Habla, Señor; porque tu siervo escucha

1 Samuel 3:1

Cuando leemos de nuevo estos versos familiares, volvemos a pensar en las queridas escenas de la infancia, en el hogar que recordamos tan bien y en la voz de la madre, quizás ahora silenciosa. Esta historia, que era nuestra favorita entonces, no es menos querida para nosotros ahora que estamos muy avanzados en el camino hacia el hogar más allá.

La lámpara agonizante del Tabernáculo, el amanecer resplandeciente, el silencio y el asombro del Lugar Santo estaban en estricto acuerdo con el oído atento y el corazón abierto del niño. La alfombra o el lecho en el que estaba acostado no era demasiado humilde para que el Dios eterno lo visitara. Inclinándose de su alto cielo, vino, se paró y llamó. No estaba enojado porque el niño no entendía; tampoco él, impaciente por la demora, cerró la entrevista por no ser reconocido.

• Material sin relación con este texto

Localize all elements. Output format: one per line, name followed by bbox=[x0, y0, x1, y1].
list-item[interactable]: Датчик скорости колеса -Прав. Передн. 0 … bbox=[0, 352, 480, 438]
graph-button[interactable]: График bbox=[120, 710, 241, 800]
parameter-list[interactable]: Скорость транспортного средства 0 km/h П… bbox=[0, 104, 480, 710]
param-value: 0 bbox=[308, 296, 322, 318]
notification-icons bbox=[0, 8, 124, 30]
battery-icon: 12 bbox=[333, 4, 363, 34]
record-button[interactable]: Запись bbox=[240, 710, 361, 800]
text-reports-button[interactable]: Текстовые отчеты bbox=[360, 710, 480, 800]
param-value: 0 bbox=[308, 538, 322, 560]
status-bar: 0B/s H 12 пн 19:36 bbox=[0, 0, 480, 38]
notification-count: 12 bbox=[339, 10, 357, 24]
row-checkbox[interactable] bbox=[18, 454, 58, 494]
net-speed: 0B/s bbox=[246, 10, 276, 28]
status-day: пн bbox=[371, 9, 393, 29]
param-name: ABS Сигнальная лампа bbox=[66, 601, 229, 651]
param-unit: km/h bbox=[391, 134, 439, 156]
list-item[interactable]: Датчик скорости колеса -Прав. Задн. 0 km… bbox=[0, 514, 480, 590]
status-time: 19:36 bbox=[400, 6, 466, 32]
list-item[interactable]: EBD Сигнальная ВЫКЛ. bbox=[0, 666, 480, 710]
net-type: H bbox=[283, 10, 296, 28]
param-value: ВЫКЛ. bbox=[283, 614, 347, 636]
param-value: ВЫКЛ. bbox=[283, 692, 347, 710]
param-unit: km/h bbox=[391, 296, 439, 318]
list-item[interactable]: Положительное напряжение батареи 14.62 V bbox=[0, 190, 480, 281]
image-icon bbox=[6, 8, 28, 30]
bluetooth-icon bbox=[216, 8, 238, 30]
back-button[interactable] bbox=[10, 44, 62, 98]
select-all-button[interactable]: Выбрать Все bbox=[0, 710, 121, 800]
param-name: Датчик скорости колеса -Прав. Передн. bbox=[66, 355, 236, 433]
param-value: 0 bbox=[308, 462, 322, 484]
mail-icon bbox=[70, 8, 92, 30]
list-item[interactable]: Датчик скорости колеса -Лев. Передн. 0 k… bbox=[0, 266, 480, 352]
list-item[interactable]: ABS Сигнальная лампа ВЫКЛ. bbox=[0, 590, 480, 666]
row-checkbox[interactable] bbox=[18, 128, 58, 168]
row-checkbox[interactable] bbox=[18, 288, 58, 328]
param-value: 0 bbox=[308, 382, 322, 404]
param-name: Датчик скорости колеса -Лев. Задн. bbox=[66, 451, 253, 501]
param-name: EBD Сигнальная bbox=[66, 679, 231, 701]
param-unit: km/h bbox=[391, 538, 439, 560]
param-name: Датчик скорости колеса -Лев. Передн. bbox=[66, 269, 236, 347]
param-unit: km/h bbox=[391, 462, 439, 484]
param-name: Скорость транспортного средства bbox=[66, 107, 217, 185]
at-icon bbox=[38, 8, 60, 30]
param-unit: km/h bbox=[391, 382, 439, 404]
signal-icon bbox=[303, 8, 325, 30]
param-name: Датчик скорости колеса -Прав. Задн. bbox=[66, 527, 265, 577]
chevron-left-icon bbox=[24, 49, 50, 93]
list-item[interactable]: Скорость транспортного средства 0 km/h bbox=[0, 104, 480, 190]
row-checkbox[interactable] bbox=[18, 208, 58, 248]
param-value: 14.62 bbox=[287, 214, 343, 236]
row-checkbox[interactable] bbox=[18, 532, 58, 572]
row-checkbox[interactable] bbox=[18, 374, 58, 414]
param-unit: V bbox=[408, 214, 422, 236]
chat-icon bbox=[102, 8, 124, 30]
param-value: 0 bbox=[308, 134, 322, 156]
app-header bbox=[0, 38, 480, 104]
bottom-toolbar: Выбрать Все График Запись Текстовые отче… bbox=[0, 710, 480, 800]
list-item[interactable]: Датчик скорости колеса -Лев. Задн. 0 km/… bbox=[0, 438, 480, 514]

Sabía que, una vez que entendiera, el corazón de Samuel estaría ansioso por obedecer la llamada. En todos nosotros existe tanto la ignorancia como el error. En nuestra confusión corremos de aquí para allá. Es mejor quedarse quieto, aunque el corazón palpite y la atención esté alerta, hasta que se escuche nuevamente el golpe en la puerta.